Celebrating Open Data

New prize program recognizes MIT researchers who make data openly accessible and reusable

Open Data Prize winners stand as a group with their arms around each other

Photo by Bryce Vickmark.

The inaugural MIT Prize for Open Data, which included a $2,500 cash prize, was awarded to 10 individual and group research projects last fall. Presented jointly by the School of Science and the MIT Libraries, the prize recognizes MIT-affiliated researchers who make their data openly accessible and reusable by others. The prize winners and 16 honorable mention recipients were honored at an event held October 28 at Hayden Library.

“By launching an MIT-wide prize and event, we aimed to create visibility for the scholars who create, use, and advocate for open data,” says Rebecca Saxe, associate dean of the School of Science and John W. Jarve (1978) Professor of Brain and Cognitive Sciences. “Highlighting this research and creating opportunities for networking would also help open-data advocates across campus find each other.”

Winners and honorable mentions were chosen from more than 70 nominees, representing all five schools, the MIT Schwarzman College of Computing, and several research centers across MIT. A committee composed of faculty, staff, and a graduate student made the selections.

 

2022 Winners, MIT Prize for Open Data

Yunsie Chung, graduate student in the Department of Chemical Engineering, won for SolProp, the largest open-source dataset with temperature-dependent solubility values of organic compounds.

Matthew Groh, graduate student, MIT Media Lab, accepted on behalf of the team behind the Fitzpatrick 17k dataset, an open dataset consisting of nearly 17,000 images of skin disease alongside skin disease and skin tone annotations.

Tom Pollard, research scientist at the Institute for Medical Engineering and Science, accepted on behalf of the PhysioNet team.

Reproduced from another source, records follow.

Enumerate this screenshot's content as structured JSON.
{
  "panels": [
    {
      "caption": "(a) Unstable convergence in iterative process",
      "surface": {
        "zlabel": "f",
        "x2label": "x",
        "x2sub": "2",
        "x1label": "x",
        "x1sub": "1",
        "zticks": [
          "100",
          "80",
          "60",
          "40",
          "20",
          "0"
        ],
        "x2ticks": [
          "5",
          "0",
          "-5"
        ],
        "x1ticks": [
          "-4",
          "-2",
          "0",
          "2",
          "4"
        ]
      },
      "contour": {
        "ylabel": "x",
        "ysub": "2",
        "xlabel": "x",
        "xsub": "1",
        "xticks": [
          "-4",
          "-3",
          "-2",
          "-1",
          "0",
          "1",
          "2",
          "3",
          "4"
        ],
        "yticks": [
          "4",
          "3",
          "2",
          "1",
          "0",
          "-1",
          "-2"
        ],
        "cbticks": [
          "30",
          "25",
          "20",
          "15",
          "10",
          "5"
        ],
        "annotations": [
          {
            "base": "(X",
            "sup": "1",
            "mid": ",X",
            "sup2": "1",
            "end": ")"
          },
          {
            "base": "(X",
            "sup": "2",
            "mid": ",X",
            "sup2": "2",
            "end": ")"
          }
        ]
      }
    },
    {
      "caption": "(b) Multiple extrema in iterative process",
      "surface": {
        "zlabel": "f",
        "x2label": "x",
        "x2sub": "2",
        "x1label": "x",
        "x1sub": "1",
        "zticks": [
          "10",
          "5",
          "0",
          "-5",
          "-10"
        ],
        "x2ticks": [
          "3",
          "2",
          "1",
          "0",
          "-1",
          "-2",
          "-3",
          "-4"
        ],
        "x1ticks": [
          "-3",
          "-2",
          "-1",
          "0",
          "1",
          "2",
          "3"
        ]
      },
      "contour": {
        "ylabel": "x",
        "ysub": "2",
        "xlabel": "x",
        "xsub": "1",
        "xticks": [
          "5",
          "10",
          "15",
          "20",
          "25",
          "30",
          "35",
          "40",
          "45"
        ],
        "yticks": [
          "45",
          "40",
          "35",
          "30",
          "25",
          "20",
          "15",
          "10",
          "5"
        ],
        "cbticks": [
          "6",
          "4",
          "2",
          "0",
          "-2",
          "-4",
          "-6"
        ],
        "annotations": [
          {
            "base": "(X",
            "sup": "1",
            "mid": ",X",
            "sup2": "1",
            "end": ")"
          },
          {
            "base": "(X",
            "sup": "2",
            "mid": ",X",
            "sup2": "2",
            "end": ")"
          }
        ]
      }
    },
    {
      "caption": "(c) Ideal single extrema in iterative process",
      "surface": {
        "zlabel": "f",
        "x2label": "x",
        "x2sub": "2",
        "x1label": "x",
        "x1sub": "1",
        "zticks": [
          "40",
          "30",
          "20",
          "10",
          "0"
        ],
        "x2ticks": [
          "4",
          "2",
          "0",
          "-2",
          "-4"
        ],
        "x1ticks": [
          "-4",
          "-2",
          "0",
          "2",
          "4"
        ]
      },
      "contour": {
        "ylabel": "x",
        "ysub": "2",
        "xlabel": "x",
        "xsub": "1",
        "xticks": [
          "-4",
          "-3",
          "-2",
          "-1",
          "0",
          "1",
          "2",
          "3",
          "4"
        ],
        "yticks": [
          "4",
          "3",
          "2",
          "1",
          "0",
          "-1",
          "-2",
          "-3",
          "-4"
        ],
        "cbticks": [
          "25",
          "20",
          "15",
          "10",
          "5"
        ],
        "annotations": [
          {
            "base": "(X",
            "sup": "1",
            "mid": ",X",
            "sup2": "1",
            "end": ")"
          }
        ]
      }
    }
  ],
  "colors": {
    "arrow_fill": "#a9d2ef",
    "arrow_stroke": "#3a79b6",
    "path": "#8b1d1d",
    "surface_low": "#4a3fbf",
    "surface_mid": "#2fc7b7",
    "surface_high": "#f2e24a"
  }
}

This data sharing platform enables thousands of clinical and machine-learning research studies each year and allows researchers to share sensitive resources that would not be possible through typical data sharing platforms.

Joseph Replogle, graduate student with the Whitehead Institute for Biomedical Research, was recognized for the Genome-wide Perturbseq dataset, the largest publicly available, single-cell transcriptional dataset collected to date.

Pedro Reynolds-Cuéllar, graduate student with the MIT Media Lab/Art, Culture, and Technology, and Diana Duarte, co-founder at Diversa, won for Retos, an open data platform for detailed documentation and sharing of local innovations from under-resourced settings.

Maanas Sharma, an undergraduate student, led States of Emergency, a nationwide project analyzing and grading the responses of prison systems to Covid-19 using data scraped from public databases and manually collected data.

Djuna von Maydell, graduate student in the Department of Brain and Cognitive Sciences, created the first publicly available dataset of single-cell gene expression from postmortem human brain tissue of patients who are carriers of APOE4, the major Alzheimer’s disease risk gene.

Raechel Walker, graduate researcher in the MIT Media Lab, and her collaborators created a Data Activism Curriculum for high school students through the Mayor’s Summer Youth Employment Program in Cambridge, Massachusetts. Students learned how to use data science to recognize, mitigate, and advocate for people who are disproportionately impacted by systemic inequality.

Suyeol Yun, graduate student in the Department of Political Science, was recognized for DeepWTO, a project creating open data for use in legal natural language processing research using cases from the World Trade Organization.

Jonathan Zheng, graduate student in the Department of Chemical Engineering, won for an open IUPAC dataset for acid dissociation constants, or “pKas,” physicochemical properties that govern how acidic a chemical is in a solution.